From: Zefram via perl5-porters
January 7, 2020 03:06
Re: ???strict??? strings?
Message ID: email@example.com
Felipe Gasper wrote:
>In such a context it's important (for Go's sake) to distinguish blobs
>from text, so it's more than a matter of convenience, right?
Any kind of serialisation always produces this kind of impedance mismatch
when communicating between environments that have different type systems.
The communicating parties have to reach some accommodation on which type
distinctions matter in the communication and which don't, and the party
with less native type distinction very often has to go to some extra
effort to respect the agreed type distinctions. Perl, having aliased
quite a range of basic types, is often in that position. Look at how
I don't know enough about Go to comment on Perl<->Go or Sereal<->Go
>Sereal appears to intend to solve that problem by using the UTF8 flag.
It appears not, from the format spec and the Perl modules. It does
not give any impression of making the type distinction that you have
attributed to it.
Although any particular type mismatch can in theory be resolved by
changing one environment's type system to match the other, you're never
going to get all languages to agree on one type system, so there are
always still going to be mismatches. Furthermore, any such type system
change introduces exactly the same kind of type system mismatch between
code written for the old and new versions of the language that changed.

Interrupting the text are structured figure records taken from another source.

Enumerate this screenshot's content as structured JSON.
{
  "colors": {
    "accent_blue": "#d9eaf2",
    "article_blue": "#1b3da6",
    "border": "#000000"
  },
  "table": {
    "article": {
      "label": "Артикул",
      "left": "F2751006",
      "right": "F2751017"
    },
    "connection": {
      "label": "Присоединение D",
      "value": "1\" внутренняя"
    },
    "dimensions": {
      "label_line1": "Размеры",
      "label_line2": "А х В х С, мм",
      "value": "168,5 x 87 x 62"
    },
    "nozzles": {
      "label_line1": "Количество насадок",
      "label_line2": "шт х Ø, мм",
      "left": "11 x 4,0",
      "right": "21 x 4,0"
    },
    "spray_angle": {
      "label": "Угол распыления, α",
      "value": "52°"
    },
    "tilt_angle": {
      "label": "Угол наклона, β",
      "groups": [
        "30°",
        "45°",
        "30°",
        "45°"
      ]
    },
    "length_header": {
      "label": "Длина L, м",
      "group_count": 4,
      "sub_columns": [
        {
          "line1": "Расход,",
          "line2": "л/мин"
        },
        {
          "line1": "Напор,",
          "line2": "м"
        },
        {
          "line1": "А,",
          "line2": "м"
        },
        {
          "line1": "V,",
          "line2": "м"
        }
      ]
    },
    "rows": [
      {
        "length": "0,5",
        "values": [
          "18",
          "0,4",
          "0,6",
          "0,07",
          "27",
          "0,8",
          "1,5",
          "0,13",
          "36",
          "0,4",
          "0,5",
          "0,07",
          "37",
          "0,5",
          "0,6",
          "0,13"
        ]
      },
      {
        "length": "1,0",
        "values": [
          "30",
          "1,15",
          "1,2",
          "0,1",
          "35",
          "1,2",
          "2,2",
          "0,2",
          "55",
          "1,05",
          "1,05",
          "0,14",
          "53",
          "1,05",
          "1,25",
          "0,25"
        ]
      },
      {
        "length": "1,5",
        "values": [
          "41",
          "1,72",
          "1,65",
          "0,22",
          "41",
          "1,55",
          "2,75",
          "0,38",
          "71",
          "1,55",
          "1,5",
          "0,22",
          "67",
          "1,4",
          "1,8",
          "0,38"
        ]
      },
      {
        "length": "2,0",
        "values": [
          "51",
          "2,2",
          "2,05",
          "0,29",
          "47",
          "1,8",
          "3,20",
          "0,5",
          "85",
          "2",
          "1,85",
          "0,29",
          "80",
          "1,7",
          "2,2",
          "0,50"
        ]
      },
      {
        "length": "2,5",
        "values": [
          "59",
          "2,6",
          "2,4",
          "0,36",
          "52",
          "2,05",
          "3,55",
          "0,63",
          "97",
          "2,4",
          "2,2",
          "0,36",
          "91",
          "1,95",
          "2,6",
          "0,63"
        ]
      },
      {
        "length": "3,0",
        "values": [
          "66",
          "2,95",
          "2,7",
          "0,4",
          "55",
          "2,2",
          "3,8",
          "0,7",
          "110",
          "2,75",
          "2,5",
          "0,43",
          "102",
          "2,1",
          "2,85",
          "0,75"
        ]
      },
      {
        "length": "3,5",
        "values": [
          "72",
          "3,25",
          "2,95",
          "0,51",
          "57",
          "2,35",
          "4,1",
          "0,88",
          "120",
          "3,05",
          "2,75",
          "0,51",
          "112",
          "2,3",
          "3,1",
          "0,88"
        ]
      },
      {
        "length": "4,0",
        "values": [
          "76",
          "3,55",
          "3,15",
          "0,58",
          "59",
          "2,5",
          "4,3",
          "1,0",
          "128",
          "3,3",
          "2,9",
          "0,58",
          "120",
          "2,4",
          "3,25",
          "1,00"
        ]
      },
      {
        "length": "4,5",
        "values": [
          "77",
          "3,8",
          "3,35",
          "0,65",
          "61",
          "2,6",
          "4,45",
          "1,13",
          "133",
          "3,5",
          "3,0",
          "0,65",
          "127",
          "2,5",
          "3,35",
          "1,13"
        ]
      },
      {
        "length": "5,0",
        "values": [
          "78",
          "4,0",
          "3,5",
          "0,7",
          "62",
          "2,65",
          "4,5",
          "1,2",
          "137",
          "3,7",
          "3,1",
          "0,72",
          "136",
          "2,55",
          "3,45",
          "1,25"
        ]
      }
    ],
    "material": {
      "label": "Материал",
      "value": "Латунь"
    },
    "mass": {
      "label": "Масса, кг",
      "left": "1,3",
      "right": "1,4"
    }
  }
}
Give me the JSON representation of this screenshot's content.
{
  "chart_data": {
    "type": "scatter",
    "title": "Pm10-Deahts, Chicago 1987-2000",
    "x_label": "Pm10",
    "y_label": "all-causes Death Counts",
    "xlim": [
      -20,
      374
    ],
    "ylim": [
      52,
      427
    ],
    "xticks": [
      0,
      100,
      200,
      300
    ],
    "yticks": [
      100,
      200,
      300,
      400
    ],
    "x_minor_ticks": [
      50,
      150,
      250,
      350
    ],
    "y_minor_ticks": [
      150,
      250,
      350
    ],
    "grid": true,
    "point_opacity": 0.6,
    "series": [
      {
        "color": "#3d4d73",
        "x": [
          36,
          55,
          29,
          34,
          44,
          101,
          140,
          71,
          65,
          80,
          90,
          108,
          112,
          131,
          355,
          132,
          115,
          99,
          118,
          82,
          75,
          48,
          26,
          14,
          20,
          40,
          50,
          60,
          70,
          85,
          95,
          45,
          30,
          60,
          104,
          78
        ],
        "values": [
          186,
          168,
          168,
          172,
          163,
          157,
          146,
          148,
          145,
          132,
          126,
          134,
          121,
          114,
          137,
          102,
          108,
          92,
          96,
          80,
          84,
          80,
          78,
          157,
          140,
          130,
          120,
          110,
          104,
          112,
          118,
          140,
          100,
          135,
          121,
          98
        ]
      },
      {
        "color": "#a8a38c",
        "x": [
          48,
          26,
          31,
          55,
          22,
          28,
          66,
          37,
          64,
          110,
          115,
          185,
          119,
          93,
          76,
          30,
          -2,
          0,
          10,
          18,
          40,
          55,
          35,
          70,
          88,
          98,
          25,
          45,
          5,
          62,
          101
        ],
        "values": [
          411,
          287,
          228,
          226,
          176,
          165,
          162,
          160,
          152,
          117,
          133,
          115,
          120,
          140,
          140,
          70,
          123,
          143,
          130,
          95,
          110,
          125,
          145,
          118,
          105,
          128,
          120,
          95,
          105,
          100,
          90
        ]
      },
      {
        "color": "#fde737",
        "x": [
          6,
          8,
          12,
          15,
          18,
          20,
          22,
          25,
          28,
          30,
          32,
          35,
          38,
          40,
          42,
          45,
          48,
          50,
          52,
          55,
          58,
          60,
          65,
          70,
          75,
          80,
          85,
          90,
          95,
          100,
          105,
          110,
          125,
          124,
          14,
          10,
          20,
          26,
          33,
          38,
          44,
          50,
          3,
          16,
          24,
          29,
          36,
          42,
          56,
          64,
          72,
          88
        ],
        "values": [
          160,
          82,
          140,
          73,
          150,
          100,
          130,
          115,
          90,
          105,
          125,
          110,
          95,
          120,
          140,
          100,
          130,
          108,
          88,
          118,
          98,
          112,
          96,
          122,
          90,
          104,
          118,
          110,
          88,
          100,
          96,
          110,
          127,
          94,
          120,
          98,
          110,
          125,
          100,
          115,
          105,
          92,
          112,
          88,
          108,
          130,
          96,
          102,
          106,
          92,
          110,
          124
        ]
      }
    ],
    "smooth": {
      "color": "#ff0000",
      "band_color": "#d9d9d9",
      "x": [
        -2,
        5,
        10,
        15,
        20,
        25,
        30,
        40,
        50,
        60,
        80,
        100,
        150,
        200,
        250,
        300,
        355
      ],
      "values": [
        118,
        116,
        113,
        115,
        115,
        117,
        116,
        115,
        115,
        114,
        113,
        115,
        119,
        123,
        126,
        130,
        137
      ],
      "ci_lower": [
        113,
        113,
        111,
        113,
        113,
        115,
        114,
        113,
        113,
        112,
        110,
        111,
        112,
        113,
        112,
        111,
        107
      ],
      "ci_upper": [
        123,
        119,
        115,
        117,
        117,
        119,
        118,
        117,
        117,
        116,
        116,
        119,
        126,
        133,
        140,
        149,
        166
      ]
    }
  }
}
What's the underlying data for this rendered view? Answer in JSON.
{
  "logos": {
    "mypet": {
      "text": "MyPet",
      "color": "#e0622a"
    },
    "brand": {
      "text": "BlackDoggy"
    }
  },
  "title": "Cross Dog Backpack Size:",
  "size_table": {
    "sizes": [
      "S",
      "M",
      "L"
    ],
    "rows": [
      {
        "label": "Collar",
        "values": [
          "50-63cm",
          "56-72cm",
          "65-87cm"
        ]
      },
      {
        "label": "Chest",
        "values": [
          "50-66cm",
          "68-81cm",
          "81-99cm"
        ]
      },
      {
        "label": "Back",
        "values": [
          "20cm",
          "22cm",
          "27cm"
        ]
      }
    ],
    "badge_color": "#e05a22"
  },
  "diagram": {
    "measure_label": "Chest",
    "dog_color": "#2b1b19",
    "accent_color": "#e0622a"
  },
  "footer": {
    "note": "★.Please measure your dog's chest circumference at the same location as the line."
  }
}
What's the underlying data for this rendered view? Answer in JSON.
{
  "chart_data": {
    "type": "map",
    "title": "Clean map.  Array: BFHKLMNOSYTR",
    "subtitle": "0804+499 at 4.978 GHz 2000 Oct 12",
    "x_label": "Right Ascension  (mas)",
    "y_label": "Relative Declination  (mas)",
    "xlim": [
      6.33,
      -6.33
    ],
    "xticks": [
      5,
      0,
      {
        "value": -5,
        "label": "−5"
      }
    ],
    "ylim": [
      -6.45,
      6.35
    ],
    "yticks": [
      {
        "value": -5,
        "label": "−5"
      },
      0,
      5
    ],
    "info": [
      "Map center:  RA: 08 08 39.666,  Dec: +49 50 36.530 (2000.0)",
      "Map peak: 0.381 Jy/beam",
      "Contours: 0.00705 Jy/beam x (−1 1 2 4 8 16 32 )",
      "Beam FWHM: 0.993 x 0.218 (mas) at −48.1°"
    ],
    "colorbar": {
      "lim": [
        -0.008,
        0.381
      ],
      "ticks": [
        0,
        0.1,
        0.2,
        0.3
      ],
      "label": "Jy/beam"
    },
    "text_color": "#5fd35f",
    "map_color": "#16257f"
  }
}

Those mismatches, between modules that need to work relatively tightly
together, matter much more than the mismatches between more loosely
coupled environments. So on the whole it's a fool's errand to try to
eliminate these problems around serialisation.
Even if it were worth tackling these serialisation issues by changing
languages' type systems, character string versus octet string is only one
of many common type distinctions that Perl lacks. If you want to argue
for a change to Perl on the basis of serialisation issues, you'd have a
better case arguing for a wholesale change to the type system of either
some other prominent language or some prominent serialisation format.
>Perl offers *no* reliable way to output reliable blobs vs. text
Not true, even for serialisation formats where it's an issue. (As far
as I can see this isn't an issue at all with respect to Sereal (as
noted above), but CBOR does make the distinction, and so do some
other serialisation formats.) Perl is a Turing-complete programming
language, and perfectly capable of making a distinction in its output
that isn't built into its internal type system. One merely has to
feed the serialiser some explicit type information in addition to the
actual data. So changing the type system is far from the only way to
address this serialisation issue.
As to the merits of introducing this type distinction into Perl, it
would be quite unPerlish. Perl's model is that operations decide what
type their operands are to be treated as, and everything gets coerced.
*Everything.* It's not just octet strings that get treated as character
strings, so do numbers, undef, globs, references to aggregates, and
references to blessed objects (for which the class may, but doesn't
have to, define its own stringification logic). Would "strictstrings"
prevent coercions from non-string types? What about coercions *to*
non-string types? If you're going to attack the coercion paradigm,
please take a holistic view.
If one wanted to introduce a distinction between character strings and
octet strings, the time to do it would have been some time around Perl
3.0, when Perl claimed to become binary-clean (and became nearly so in
practice). That opportunity has long passed. There was also arguably
an opportunity around Perl 5.6, when the first attempt at handling
the full Unicode repertoire was made, though this would have been much
more disruptive. That opportunity, too, has long passed.
But even if you're determined to argue for the introduction of this
type distinction, tying it to the existing SvUTF8 flag is misconceived.
The semantics of SvUTF8 are already well established to be purely about
representation, not about semantic type. If we were to introduce any
type distinction, it would take the form of new flags, not overloading
the meaning of the existing flag. Separate these concerns.